Canada is lagging in productivity
According to the Bank of Canada, by 2022, labor productivity in the country fell to 71% of the US level, and the gap continues to widen. Investors are wary of high taxes, complex environmental regulations and bureaucratic red tape.
Canada remains attractive due to its educated workforce, stability and natural resources, but if the situation does not change, the country may lose important investments. Even Canadian companies are already investing in the US instead of developing domestic production.
Energy in crisis
Canada's oil and gas sector continues to lose ground. From 2014 to 2023, investment in the industry fell from $76 billion to $35 billion. The reasons are strict regulation, the abandonment of key pipeline projects, and controversial environmental standards.
While Europe is looking for alternative energy sources due to the conflict with Russia, Canada is losing opportunities. Justin Trudeau has abandoned the construction of an LNG terminal for export to Germany, saying that “clean energy” is more important.
Trade war: how dangerous are tariffs?
If Trump imposes 25% tariffs on all Canadian goods, the country's economy will lose 2.5% of GDP in the first year and another 1.5% in the second, the Bank of Canada predicts.

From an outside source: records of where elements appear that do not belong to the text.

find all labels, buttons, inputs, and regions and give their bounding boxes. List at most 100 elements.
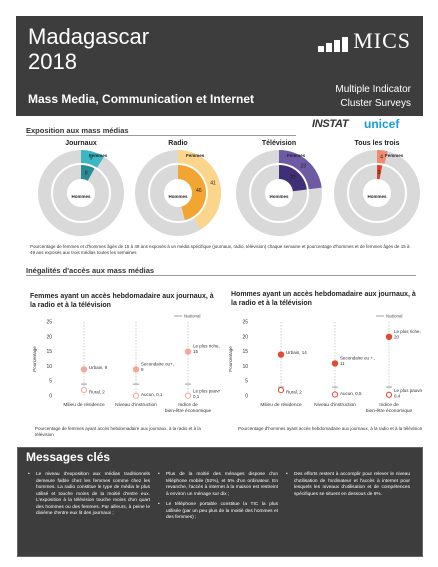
x-category-label: Milieu de résidence bbox=[260, 402, 302, 408]
data-point-high bbox=[385, 333, 393, 340]
header-banner: Madagascar 2018 MICS Mass Media, Communi… bbox=[16, 16, 423, 116]
y-tick-label: 5 bbox=[245, 379, 248, 385]
data-point-high bbox=[277, 351, 285, 358]
donut-value-label: 23 bbox=[300, 163, 306, 169]
chart-note-hommes: Pourcentage d'hommes ayant accès hebdoma… bbox=[238, 426, 423, 431]
x-category-label: Niveau d'instruction bbox=[115, 402, 157, 408]
data-point-label: 9 bbox=[141, 367, 144, 372]
donut-label-femmes: Femmes bbox=[186, 153, 205, 158]
y-tick-label: 10 bbox=[46, 364, 52, 370]
y-tick-label: 20 bbox=[46, 334, 52, 340]
donut-segment-femmes bbox=[279, 150, 322, 190]
donut-svg: 43 bbox=[334, 150, 420, 236]
donut-segment-femmes bbox=[81, 150, 105, 168]
data-point-label: 15 bbox=[193, 349, 199, 354]
data-point-high bbox=[184, 348, 192, 355]
x-category-label: Milieu de résidence bbox=[63, 402, 105, 408]
donut-segment-hommes bbox=[377, 165, 383, 180]
section-divider bbox=[26, 135, 296, 136]
unicef-logo: unicef bbox=[364, 117, 400, 131]
donut-value-label: 9 bbox=[90, 156, 93, 162]
data-point-low bbox=[184, 392, 192, 399]
y-axis-label: Pourcentage bbox=[32, 346, 37, 372]
donut-label-hommes: Hommes bbox=[269, 194, 289, 199]
data-point-high bbox=[331, 360, 339, 367]
subtitle-line2: Cluster Surveys bbox=[340, 98, 411, 109]
data-point-label: 0,4 bbox=[394, 393, 401, 398]
data-point-label: Rural, 2 bbox=[286, 390, 302, 395]
section-title-inegalites: Inégalités d'accès aux mass médias bbox=[26, 266, 155, 275]
data-point-low bbox=[385, 391, 393, 398]
instat-logo: INSTAT bbox=[312, 118, 349, 130]
y-tick-label: 15 bbox=[46, 349, 52, 355]
donut-hole bbox=[266, 180, 292, 206]
key-messages-title: Messages clés bbox=[26, 450, 111, 464]
message-item: Plus de la moitié des ménages dispose d'… bbox=[158, 472, 278, 498]
data-point-label: Secondaire ou + , bbox=[340, 355, 375, 360]
donut-segment-hommes bbox=[178, 165, 207, 221]
data-point-label: Le plus riche, bbox=[394, 329, 421, 334]
x-category-label: Indice de bbox=[178, 402, 198, 408]
message-item: Des efforts restent à accomplir pour rel… bbox=[286, 472, 410, 498]
donut-label-hommes: Hommes bbox=[168, 194, 188, 199]
y-axis-label: Pourcentage bbox=[228, 346, 233, 372]
report-year: 2018 bbox=[28, 49, 77, 74]
y-tick-label: 0 bbox=[245, 394, 248, 400]
data-point-label: Le plus pauvre, bbox=[193, 389, 220, 394]
legend-national: National bbox=[386, 314, 403, 319]
data-point-label: Aucun, 0,1 bbox=[141, 392, 163, 397]
donut-value-label: 3 bbox=[378, 170, 381, 176]
donut-value-label: 4 bbox=[380, 155, 383, 161]
donut-segment-hommes bbox=[81, 165, 95, 181]
data-point-label: Le plus pauvre, bbox=[394, 388, 422, 393]
donut-hole bbox=[165, 180, 191, 206]
message-item: Le niveau d'exposition aux médias tradit… bbox=[28, 472, 150, 518]
data-point-low bbox=[132, 392, 140, 399]
y-tick-label: 5 bbox=[49, 379, 52, 385]
chart-title-femmes: Femmes ayant un accès hebdomadaire aux j… bbox=[30, 293, 214, 309]
data-point-high bbox=[80, 366, 88, 373]
messages-column-3: Des efforts restent à accomplir pour rel… bbox=[286, 472, 410, 502]
section1-note: Pourcentage de femmes et d'hommes âgés d… bbox=[30, 244, 410, 255]
data-point-label: Urbain, 14 bbox=[286, 350, 307, 355]
donut-value-label: 46 bbox=[196, 188, 202, 194]
message-item: Le téléphone portable constitue la TIC l… bbox=[158, 502, 278, 522]
x-category-label: Niveau d'instruction bbox=[314, 402, 356, 408]
report-title: Mass Media, Communication et Internet bbox=[28, 92, 255, 106]
key-messages-box: Messages clés Le niveau d'exposition aux… bbox=[17, 447, 423, 557]
data-point-label: Secondaire ou+, bbox=[141, 361, 174, 366]
section-divider bbox=[26, 275, 416, 276]
messages-column-2: Plus de la moitié des ménages dispose d'… bbox=[158, 472, 278, 526]
chart-note-femmes: Pourcentage de femmes ayant accès hebdom… bbox=[35, 426, 201, 437]
data-point-low bbox=[277, 386, 285, 394]
donut-svg: 98 bbox=[38, 150, 124, 236]
data-point-label: 0,1 bbox=[193, 394, 200, 399]
x-category-label: bien-être économique bbox=[366, 408, 413, 414]
y-tick-label: 25 bbox=[46, 320, 52, 326]
data-point-label: 11 bbox=[340, 361, 345, 366]
logo-bar-icon bbox=[318, 46, 325, 52]
data-point-label: Rural, 2 bbox=[89, 390, 105, 395]
data-point-label: 20 bbox=[394, 334, 400, 339]
donut-label-femmes: Femmes bbox=[287, 153, 306, 158]
mics-logo: MICS bbox=[318, 30, 411, 52]
logo-bar-icon bbox=[342, 37, 349, 52]
mics-logo-text: MICS bbox=[353, 28, 411, 53]
donut-hole bbox=[68, 180, 94, 206]
donut-svg: 41 46 bbox=[135, 150, 221, 236]
data-point-label: Aucun, 0,5 bbox=[340, 391, 362, 396]
data-point-high bbox=[132, 366, 140, 373]
scatter-chart-hommes: National 0 5 10 15 20 25 Pourcentage Milieu de r… bbox=[228, 314, 422, 415]
donut-segment-femmes bbox=[178, 150, 221, 230]
logo-bar-icon bbox=[334, 40, 341, 52]
y-tick-label: 0 bbox=[49, 394, 52, 400]
donut-svg: 23 23 bbox=[236, 150, 322, 236]
subtitle-line1: Multiple Indicator bbox=[335, 84, 411, 95]
donut-title: Tous les trois bbox=[354, 140, 400, 147]
messages-column-1: Le niveau d'exposition aux médias tradit… bbox=[28, 472, 150, 522]
data-point-low bbox=[80, 386, 88, 394]
donut-value-label: 8 bbox=[85, 170, 88, 176]
scatter-chart-femmes: National 0 5 10 15 20 25 Pourcentage Milieu de r… bbox=[32, 314, 220, 415]
donut-label-hommes: Hommes bbox=[367, 194, 387, 199]
x-category-label: Indice de bbox=[379, 402, 399, 408]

However, experts doubt that the tariffs will remain in place for long, since they will also negatively affect American consumers.
What should Canada do?
Experts offer several solutions:
- Cut taxes and regulations to make the country attractive for business.
- Develop the energy sector and build pipelines for export.
- Remove barriers to interprovincial trade - this could increase GDP by 3.8%.
- Review environmental policies so as not to put businesses at a disadvantage compared to the United States.
According to Philip Cross, if Canada does not change its economic policy, the outflow of investment will become irreversible.